Banks conducting customer due diligence will look through the corporate director to understand the ultimate beneficial owner of the company, the source of funds, and the nature of the expected activity. A professional corporate director will typically have an established banking relationship and can facilitate introductions, but the client's own suitability for banking remains the principal determinant of account availability.
Some banks require that at least one natural person director with a verifiable identity appear on the company's register, alongside the corporate director. This is a bank policy matter rather than a legal requirement in Gibraltar, but it should be factored into the structuring decision at the outset.
When a Corporate Director Is Appropriate
A corporate director is typically appropriate in the following scenarios:
- Tax residence establishment: Where Gibraltar tax residence is required to be demonstrable and the beneficial owner is not Gibraltar-resident, a Gibraltar corporate director anchors management and control in Gibraltar.
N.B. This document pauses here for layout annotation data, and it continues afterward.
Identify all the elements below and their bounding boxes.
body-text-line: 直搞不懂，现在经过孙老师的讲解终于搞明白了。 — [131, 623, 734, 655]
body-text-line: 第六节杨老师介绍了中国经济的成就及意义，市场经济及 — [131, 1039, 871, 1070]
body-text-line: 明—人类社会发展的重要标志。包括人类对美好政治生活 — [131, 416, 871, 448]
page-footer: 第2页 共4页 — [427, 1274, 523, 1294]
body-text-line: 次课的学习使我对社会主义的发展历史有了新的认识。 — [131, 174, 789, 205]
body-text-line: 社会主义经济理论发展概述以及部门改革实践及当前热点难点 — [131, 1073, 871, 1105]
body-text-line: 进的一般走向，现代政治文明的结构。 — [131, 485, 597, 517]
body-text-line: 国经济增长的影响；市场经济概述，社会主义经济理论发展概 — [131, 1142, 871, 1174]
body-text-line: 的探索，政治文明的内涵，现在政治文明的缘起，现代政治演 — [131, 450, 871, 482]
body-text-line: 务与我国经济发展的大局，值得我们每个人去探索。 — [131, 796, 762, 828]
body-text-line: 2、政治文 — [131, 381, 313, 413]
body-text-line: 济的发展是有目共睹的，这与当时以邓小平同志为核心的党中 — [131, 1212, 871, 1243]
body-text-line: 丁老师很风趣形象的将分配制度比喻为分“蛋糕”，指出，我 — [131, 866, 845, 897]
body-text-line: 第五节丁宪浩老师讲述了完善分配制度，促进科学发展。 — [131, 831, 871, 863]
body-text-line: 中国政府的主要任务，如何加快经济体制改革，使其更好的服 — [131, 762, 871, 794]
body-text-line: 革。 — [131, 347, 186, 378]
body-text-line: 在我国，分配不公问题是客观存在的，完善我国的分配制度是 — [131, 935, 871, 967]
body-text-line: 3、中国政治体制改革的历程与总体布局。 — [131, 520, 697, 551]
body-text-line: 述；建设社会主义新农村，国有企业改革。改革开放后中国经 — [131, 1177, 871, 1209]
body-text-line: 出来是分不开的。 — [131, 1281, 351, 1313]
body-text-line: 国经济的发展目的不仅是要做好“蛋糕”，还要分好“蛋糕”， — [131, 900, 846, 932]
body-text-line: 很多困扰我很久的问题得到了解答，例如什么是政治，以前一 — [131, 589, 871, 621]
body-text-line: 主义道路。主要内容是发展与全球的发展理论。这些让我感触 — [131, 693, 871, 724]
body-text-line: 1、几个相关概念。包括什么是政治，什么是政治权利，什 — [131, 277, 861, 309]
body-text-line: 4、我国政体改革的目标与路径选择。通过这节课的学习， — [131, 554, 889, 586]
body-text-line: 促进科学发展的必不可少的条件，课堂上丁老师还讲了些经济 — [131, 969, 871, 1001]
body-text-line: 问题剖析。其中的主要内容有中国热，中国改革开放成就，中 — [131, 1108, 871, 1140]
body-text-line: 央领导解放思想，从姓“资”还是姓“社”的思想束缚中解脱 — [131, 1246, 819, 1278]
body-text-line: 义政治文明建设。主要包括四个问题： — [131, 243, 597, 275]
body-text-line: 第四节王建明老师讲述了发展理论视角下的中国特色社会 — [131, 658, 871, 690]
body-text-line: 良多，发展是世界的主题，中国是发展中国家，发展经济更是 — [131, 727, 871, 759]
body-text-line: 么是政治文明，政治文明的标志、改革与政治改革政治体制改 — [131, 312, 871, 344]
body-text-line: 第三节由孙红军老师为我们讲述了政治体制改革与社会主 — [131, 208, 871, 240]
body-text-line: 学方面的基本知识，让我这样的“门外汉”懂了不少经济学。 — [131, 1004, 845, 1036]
- Substance compliance: Where the Substance Act requires the company to be directed and managed in Gibraltar, a professional corporate director providing qualified local personnel meets the core governance test.
- Regulated structures: Funds, investment vehicles and fiduciary structures often require a GFSC-approved entity to act as director to meet licensing conditions.
- Privacy considerations: Where the client has legitimate privacy concerns about their name appearing on a public company register (for example, a high-net-worth individual in a jurisdiction with uncertain rule of law), a corporate director provides a degree of separation at the public register level.
- Continuity and professionalism: International holding structures maintained over long periods benefit from the institutional continuity of a professional corporate director.
When a Corporate Director Is Not Appropriate
A corporate director is not always the right solution, and there are circumstances where it may be inappropriate or counterproductive:
- Active trading companies with local management: A Gibraltar company run by its owner-manager who is personally resident and active in Gibraltar does not need a corporate director — and adding one unnecessarily increases cost and complexity.
- Where genuine local management already exists: If the beneficial owner or their senior management team is already physically present in Gibraltar and exercising real management and control, a corporate director may add little substance benefit.
- Banking sensitivity: Certain banks are uncomfortable with multi-layered corporate director structures, preferring natural persons on the register. Adding a corporate director in such cases may complicate rather than assist the banking relationship.
- Regulatory requirements to identify a named individual: Some regulatory filings, licensing applications or counterparty agreements require a natural person director with a professional qualification or regulatory approval. A corporate director cannot satisfy such requirements.
- Cost-benefit: For small, simple vehicles with minimal activity, the annual cost of a professional corporate director service may not be proportionate to the benefit it provides.